Келлер выразила мнение мирового сообщества, но была ли она на самом деле права? Действительно ли можно убить идею? Наши поиски ответа на этот вопрос заставляют изучить темную сторону интеллектуального выражения человечества – мир цензуры, подавления и забвения [137]. И мало что позволяет проникнуть в эту темную реальность больше, чем жизнь одного из самых знаменитых мастеров XX столетия, художника Марка Шагала.
«Пойди и найди в библиотеке любую книгу, идиот; выбери любую картину и просто скопируй ее» [138].
Этот ответ на вопрос, как научиться рисовать, данный соучеником, запустил невероятную карьеру Мойше Шагала [139], превратившую сына торговца селедкой из белорусского города Витебск в «важнейшего еврейского художника XX столетия» Марка Шагала [140].
Шагал, первопроходец модернистского движения, был одним из ведущих художников середины XX века. Он знаменит прежде всего своими витражами. Его работа «Окна Иерусалима», представляющая собой уникальное слияние цвета, стекла и света, является национальным памятником Израиля – она даже изображалась на почтовых марках страны. Витражи Шагала украшают здания ООН и освещают множество соборов по всей Европе. «Когда умрет Матисс, – сказал однажды Пабло Пикассо, – Шагал останется единственным художником, который по-настоящему разбирается в цвете» [141].

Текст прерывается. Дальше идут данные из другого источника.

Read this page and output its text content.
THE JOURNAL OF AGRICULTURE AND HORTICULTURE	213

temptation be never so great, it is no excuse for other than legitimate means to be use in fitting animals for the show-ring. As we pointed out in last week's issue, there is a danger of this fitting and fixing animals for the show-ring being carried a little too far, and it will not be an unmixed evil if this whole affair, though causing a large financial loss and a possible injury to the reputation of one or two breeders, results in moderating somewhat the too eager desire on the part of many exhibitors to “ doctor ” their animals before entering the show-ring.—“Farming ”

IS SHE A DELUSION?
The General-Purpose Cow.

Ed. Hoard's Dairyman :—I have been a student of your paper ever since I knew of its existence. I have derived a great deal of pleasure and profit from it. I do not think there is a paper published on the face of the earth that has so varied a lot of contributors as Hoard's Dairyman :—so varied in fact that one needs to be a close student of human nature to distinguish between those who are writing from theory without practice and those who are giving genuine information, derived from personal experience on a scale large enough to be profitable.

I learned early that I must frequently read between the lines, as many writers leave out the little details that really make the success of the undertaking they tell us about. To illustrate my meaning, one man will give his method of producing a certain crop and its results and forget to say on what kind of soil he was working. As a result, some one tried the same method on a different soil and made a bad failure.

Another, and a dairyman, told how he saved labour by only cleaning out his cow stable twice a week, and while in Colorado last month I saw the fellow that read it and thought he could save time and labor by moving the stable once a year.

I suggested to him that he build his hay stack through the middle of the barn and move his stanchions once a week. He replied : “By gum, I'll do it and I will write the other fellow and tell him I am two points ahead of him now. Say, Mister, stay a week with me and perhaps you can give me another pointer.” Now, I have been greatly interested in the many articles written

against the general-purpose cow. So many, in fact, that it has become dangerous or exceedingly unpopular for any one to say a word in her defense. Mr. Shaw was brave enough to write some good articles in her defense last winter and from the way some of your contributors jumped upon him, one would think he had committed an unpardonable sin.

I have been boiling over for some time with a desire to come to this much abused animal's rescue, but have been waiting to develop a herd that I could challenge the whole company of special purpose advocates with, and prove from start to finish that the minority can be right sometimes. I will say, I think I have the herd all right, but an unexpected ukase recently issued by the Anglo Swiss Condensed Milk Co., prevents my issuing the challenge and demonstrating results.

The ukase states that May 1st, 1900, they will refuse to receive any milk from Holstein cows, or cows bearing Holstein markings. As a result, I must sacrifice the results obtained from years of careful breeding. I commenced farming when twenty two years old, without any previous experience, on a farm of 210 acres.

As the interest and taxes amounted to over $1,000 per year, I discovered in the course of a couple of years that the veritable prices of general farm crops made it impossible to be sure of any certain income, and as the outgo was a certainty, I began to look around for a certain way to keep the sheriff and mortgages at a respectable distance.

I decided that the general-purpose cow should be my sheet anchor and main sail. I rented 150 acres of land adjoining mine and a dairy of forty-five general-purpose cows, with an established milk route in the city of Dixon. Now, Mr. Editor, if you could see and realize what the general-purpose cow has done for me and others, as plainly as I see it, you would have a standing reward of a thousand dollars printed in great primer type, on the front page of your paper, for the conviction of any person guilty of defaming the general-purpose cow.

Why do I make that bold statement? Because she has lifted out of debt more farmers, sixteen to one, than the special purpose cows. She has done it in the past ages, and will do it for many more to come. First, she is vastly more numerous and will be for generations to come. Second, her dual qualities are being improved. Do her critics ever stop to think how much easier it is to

Как и многие другие люди, о которых шла речь в предыдущей главе, Шагал стал знаменитым в молодом возрасте. После революции 1917 года в России, когда Шагалу было всего 30 лет, ему предложили должность комиссара по делам искусств Советской России [142]. Однако война и голод сделали свое дело. Вскоре Шагал уехал на запад, в Париж, несмотря на то, что был одним из самых знаменитых молодых художников в России.
На момент своего прибытия в Париж в 1923 году Шагал еще не был хорошо известен, и ему пришлось много работать для того, чтобы прославиться. Он отлично понимал, как скажется на его славе и репутации выбор в пользу эмиграции. В письме Павлу Эттингеру, коллекционеру и критику, жившему в России, он признавался:
10 марта 1924 г.
Хоть боюсь, что «образ» мой понемногу… забывается… Немудрено. Уже давно, как я здесь, на родине живописи. Что сказать о себе. Можно много говорить, но нужно покороче все же. Постепенно начинают меня замечать здесь, во Франции… [143]
Пытаясь быть кратким, Шагал суммировал свой недавний опыт, говоря, что «начинают меня замечать здесь, во Франции», но в то же самое время высказывая опасения, что его образ, сформировавшийся на родине, понемногу «исчезает». Эта озабоченность, центральный элемент доверительного письма между старыми товарищами, может найти довольно четкое количественное выражение – как часто люди думают, говорят и пишут о Шагале?
Разумеется, Шагалу недоставало точного способа измерения своей известности и понимания того, в каком направлении развивалась его слава. Однако нам довольно несложно изучить этот вопрос (по крайней мере в той степени, в которой его слава отражается в виде упоминаний в книгах).
Оценка ситуации Шагалом была совершенно точной. Мы уже видим, что он готовится принять решение об эмиграции и почти готов рассказать об этом Эттингеру.
Однако совсем скоро на известность Шагала повлияли события, ему неподвластные. На другом берегу Рейна росла и усиливалась коричневая армада. Оставалось совсем немного времени до того, как авангардные художники типа Шагала получат ярлык «антигерманских». Ситуация Шагала усугублялась еще одним обстоятельством – он был евреем.
В 1920-х годах Германия была настоящей колыбелью искусств. Именно здесь зародились такие направления, как дадаизм, Баухауз, экспрессионизм и кубизм. Однако Адольф Гитлер очень противился этим стилям. Сам он был неудавшимся художником с консервативными вкусами. Кроме того, свободная природа этих новых движений противоречила его плану использовать культуру как некую форму социального контроля.
Для оправдания драконовского контроля над германской культурой, который хотел установить Гитлер, рейх взял на вооружение теории критика по имени Макс Нордау, работавшего на рубеже веков [144]. Нордау утверждал, что многие аспекты современной культуры, такие как авангардное искусство, представляли собой проявление еще не изученных ментальных заболеваний, таких как дисфункция зрительной коры головного мозга [145]. Руководствуясь этой идеей, нацисты полагали необходимым избавить германскую культуру от влияния, которое они называли «еврейским», невзирая на тот факт, что сам Нордау был евреем и к тому же заметной фигурой сионистского движения. В сентябре 1933 года Гитлер позволил Йозефу Геббельсу, рейхсминистру пропаганды, создать Имперскую палату культуры. Миссия этого ведомства состояла в реализации планов Гитлера по очищению германской культуры.